The Texas Traveler, Brilliant Three-Year-Old Pointer, Wins 1947 Crown
When the jaunty Traveler was put down in the very first brace of twenty-seven starters he laid down a heat, coupled with faultless bird work, which started low mutterings that he was being unfair to organized grouse labor. And when in the closing seconds of that driving heat he poured over a hill, tail cracking, to nail an old grouse that had good reason for thinking that he was a way over in neutral country, some of the wiser observers began calling up railroad stations to arrange for transportation home.
But the happy tradition-busting Traveler had his real race up his sleeve, a heat he laid down in the two-hour grind of the finals on Monday morning. It wasn’t a grind for him—he is no grinding dog. He sets a pace that is even and level throughout and then goes about his pleasing chore in a way that makes the observer feel that this could go on and on. Snow began falling midway the final heat making the footing extremely slick but it did not affect Tex. He just kept pouring along with the flowing power of a perfectly tuned engine….
Through this scene flitted Traveler feather-footed as a cat, noiseless and swift as a snowy owl. To see him, one had only to look in the right place. If not there, he would be in a minute. In simple fairness to the dog, it should not be said the Dr. Ziliak was the handler. Tex was doing his own hunting; the good Doctor was just out for a two-hour walk. Not once did a whistle go to his lips; he does not even carry a whistle. To those field trialers seeking an example of quiet handling, wherein the dog goes hunting with the least possible direction from the handler, we give you the combination of Dr. Ziliak and The Texas Traveler!
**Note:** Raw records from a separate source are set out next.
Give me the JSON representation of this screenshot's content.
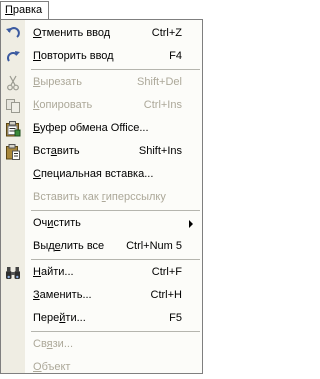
{
  "menu_title": "Правка",
  "menu_title_accel": "П",
  "menu_title_rest": "равка",
  "items": [
    {
      "type": "item",
      "pre": "",
      "accel": "О",
      "post": "тменить ввод",
      "shortcut": "Ctrl+Z",
      "icon": "undo-icon",
      "enabled": true
    },
    {
      "type": "item",
      "pre": "",
      "accel": "П",
      "post": "овторить ввод",
      "shortcut": "F4",
      "icon": "redo-icon",
      "enabled": true
    },
    {
      "type": "sep"
    },
    {
      "type": "item",
      "pre": "",
      "accel": "В",
      "post": "ырезать",
      "shortcut": "Shift+Del",
      "icon": "cut-icon",
      "enabled": false
    },
    {
      "type": "item",
      "pre": "",
      "accel": "К",
      "post": "опировать",
      "shortcut": "Ctrl+Ins",
      "icon": "copy-icon",
      "enabled": false
    },
    {
      "type": "item",
      "pre": "",
      "accel": "Б",
      "post": "уфер обмена Office...",
      "shortcut": "",
      "icon": "clipboard-icon",
      "enabled": true
    },
    {
      "type": "item",
      "pre": "Вст",
      "accel": "а",
      "post": "вить",
      "shortcut": "Shift+Ins",
      "icon": "paste-icon",
      "enabled": true
    },
    {
      "type": "item",
      "pre": "",
      "accel": "С",
      "post": "пециальная вставка...",
      "shortcut": "",
      "icon": "",
      "enabled": true
    },
    {
      "type": "item",
      "pre": "Вставить как ",
      "accel": "г",
      "post": "иперссылку",
      "shortcut": "",
      "icon": "",
      "enabled": false
    },
    {
      "type": "sep"
    },
    {
      "type": "item",
      "pre": "Оч",
      "accel": "и",
      "post": "стить",
      "shortcut": "",
      "icon": "",
      "enabled": true,
      "submenu": true
    },
    {
      "type": "item",
      "pre": "Выд",
      "accel": "е",
      "post": "лить все",
      "shortcut": "Ctrl+Num 5",
      "icon": "",
      "enabled": true
    },
    {
      "type": "sep"
    },
    {
      "type": "item",
      "pre": "",
      "accel": "Н",
      "post": "айти...",
      "shortcut": "Ctrl+F",
      "icon": "binoculars-icon",
      "enabled": true
    },
    {
      "type": "item",
      "pre": "",
      "accel": "З",
      "post": "аменить...",
      "shortcut": "Ctrl+H",
      "icon": "",
      "enabled": true
    },
    {
      "type": "item",
      "pre": "Пере",
      "accel": "й",
      "post": "ти...",
      "shortcut": "F5",
      "icon": "",
      "enabled": true
    },
    {
      "type": "sep"
    },
    {
      "type": "item",
      "pre": "Св",
      "accel": "я",
      "post": "зи...",
      "shortcut": "",
      "icon": "",
      "enabled": false
    },
    {
      "type": "item",
      "pre": "",
      "accel": "О",
      "post": "бъект",
      "shortcut": "",
      "icon": "",
      "enabled": false
    }
  ],
  "colors": {
    "gutter": "#efede3",
    "menu_bg": "#fcfcf9",
    "disabled_text": "#aca899",
    "border": "#7f7f7f"
  }
}
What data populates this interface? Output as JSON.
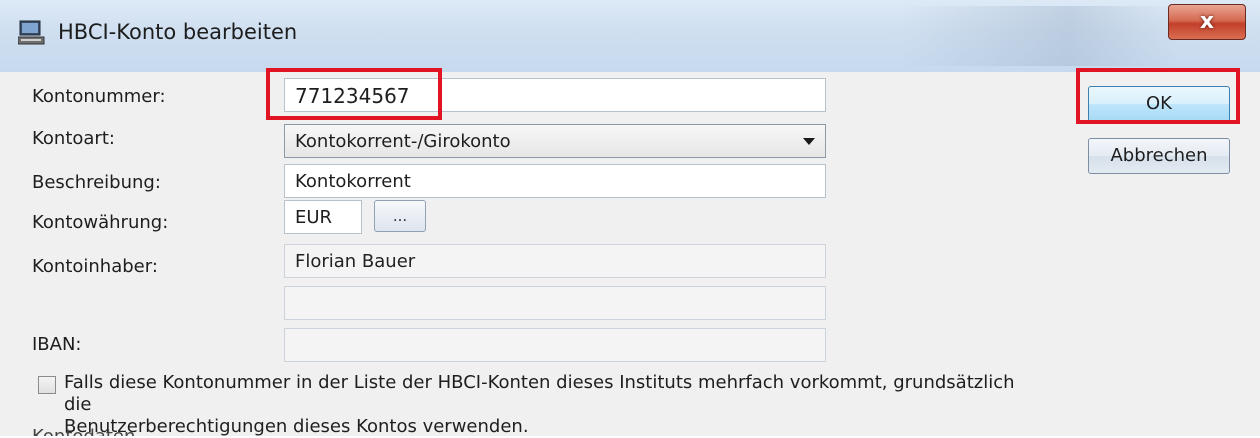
{
  "window": {
    "title": "HBCI-Konto bearbeiten",
    "close_label": "x"
  },
  "form": {
    "kontonummer": {
      "label": "Kontonummer:",
      "value": "771234567"
    },
    "kontoart": {
      "label": "Kontoart:",
      "value": "Kontokorrent-/Girokonto"
    },
    "beschreibung": {
      "label": "Beschreibung:",
      "value": "Kontokorrent"
    },
    "waehrung": {
      "label": "Kontowährung:",
      "value": "EUR",
      "button_label": "..."
    },
    "inhaber": {
      "label": "Kontoinhaber:",
      "value": "Florian Bauer",
      "value2": ""
    },
    "iban": {
      "label": "IBAN:",
      "value": ""
    }
  },
  "checkbox": {
    "checked": false,
    "line1": "Falls diese Kontonummer in der Liste der HBCI-Konten dieses Instituts mehrfach vorkommt, grundsätzlich die",
    "line2": "Benutzerberechtigungen dieses Kontos verwenden."
  },
  "truncated_text": "Kontodaten",
  "buttons": {
    "ok": "OK",
    "cancel": "Abbrechen"
  },
  "colors": {
    "highlight": "#e01423",
    "close_button": "#c2402b",
    "titlebar": "#cfdff0"
  }
}
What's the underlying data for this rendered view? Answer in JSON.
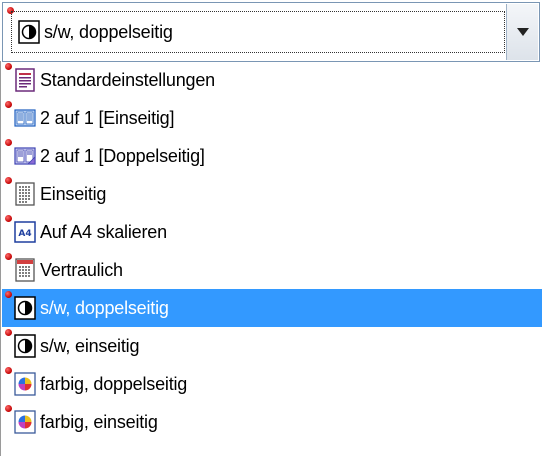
{
  "combo": {
    "selected_label": "s/w, doppelseitig",
    "selected_icon": "bw-duplex-icon"
  },
  "items": [
    {
      "label": "Standardeinstellungen",
      "icon": "default-settings-icon"
    },
    {
      "label": "2 auf 1 [Einseitig]",
      "icon": "two-up-simplex-icon"
    },
    {
      "label": "2 auf 1 [Doppelseitig]",
      "icon": "two-up-duplex-icon"
    },
    {
      "label": "Einseitig",
      "icon": "simplex-icon"
    },
    {
      "label": "Auf A4 skalieren",
      "icon": "scale-a4-icon"
    },
    {
      "label": "Vertraulich",
      "icon": "confidential-icon"
    },
    {
      "label": "s/w, doppelseitig",
      "icon": "bw-duplex-icon",
      "selected": true
    },
    {
      "label": "s/w, einseitig",
      "icon": "bw-simplex-icon"
    },
    {
      "label": "farbig, doppelseitig",
      "icon": "color-duplex-icon"
    },
    {
      "label": "farbig, einseitig",
      "icon": "color-simplex-icon"
    }
  ],
  "colors": {
    "selection": "#3399ff",
    "marker_dot": "#c00000",
    "border": "#7a96b4"
  }
}
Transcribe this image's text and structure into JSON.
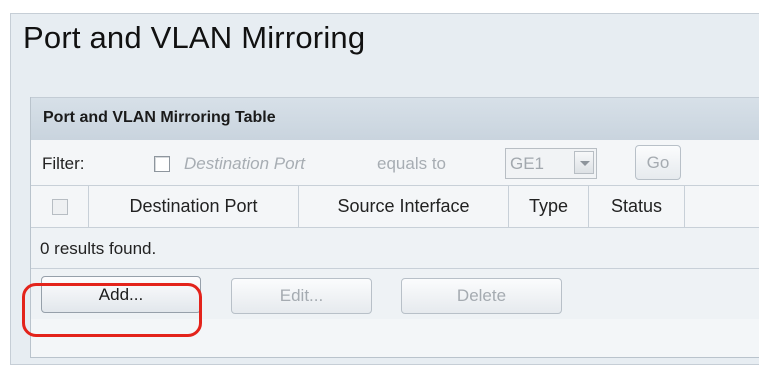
{
  "page": {
    "title": "Port and VLAN Mirroring"
  },
  "table": {
    "title": "Port and VLAN Mirroring Table",
    "filter": {
      "label": "Filter:",
      "field": "Destination Port",
      "operator": "equals to",
      "selected_value": "GE1",
      "go_label": "Go"
    },
    "columns": [
      "Destination Port",
      "Source Interface",
      "Type",
      "Status"
    ],
    "results_text": "0 results found.",
    "actions": {
      "add_label": "Add...",
      "edit_label": "Edit...",
      "delete_label": "Delete"
    }
  },
  "colors": {
    "highlight": "#e3231b",
    "panel_bg": "#e7edf2"
  }
}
From the foregoing, it must not be thought that Tex was always near at hand. Far, far from it! No dog showed fleeter foot or greater range, yet he was swinging to the course with an uncanny sense of direction which prompted the thought that someone had kept him up all night, making him study a map of the area. Most important of all, he was hunting every jump of the way—and he was loving it!
As a matter of fact and for the record, many old grouse trialers, competent in their judgement, fell to wondering if Traveler was not laying down too big a race; that he might be too wide in his search. This could be answered in two ways: First, when a dog can hunt swiftly for two hours, covering his country like a blanket, yet show so constantly and regularly in the right places as never to cause his handler a moment of apprehension, then that dog is not too wide. Second: He was certainly much wider than the other (it is freely admitted), but that establishes no case against him. Are we to say, “Thus far and no further?” Are we to set up some fancied standard based upon the performance of some good and highly admired dog and then say: “Exceed this, and you are out?” A dog is never out when he exceeds the excellent. And this is precisely what Traveler did. He did not win his championship against poor dogs. On the contrary, he took on the best dogs in the realm of grousedom—and he beat them!
…In the field, Traveler has in abundance the four essentials for greatness: A superior nose; high intelligence; a sound body; and a stout heart.
Grand National Grouse Championship, Nov 8, 1947
Held at Gladwin State Game Refuge, Prudenville, Michigan
Judges: Henry P. Davis, Dr. Harold R. Ersig, William T. McCarty
One hour qualifying heats, two hour finals
21 setters, 6 pointers
FOOTNOTE:
The Texas Traveler was sired by Jack Harper’s 10 x Champion The Texas Ranger elected into the Field Trial Hall of Fame in 1956. Jimmy won the All American Amateur Championship on chicken, and on quail: Associated Field Trials of Texas Open Championship, The Texas Open Championship twice, the National Free-For-All twice, the Continental three times and the Quail Invitational Championship.
On winning the Inaugural Quail Invitational Championship in 1940, William F. Brown had this to say about The Texas Ranger:
“Ranger covered the country like a windstorm, yet handled with glovelike ease…Ranger was the epitome of what is meant by a big running dog. He covers prodigious amounts of country yet handles with unbelievable kindliness. It was nothing short of incredible the way Jimmy would work the country out front, always appearing at exactly the right place and no matter the scope of his tremendous casts, he always knew where his handler, Jack Harper, was, and seemed divine what direction the course would turn.”
Ch. The Texas Ranger sits in the driver’s seat. Harper told a lady who wondered about having a dog in the front seat of a Cadillac, “he owns it, I just get to drive it.”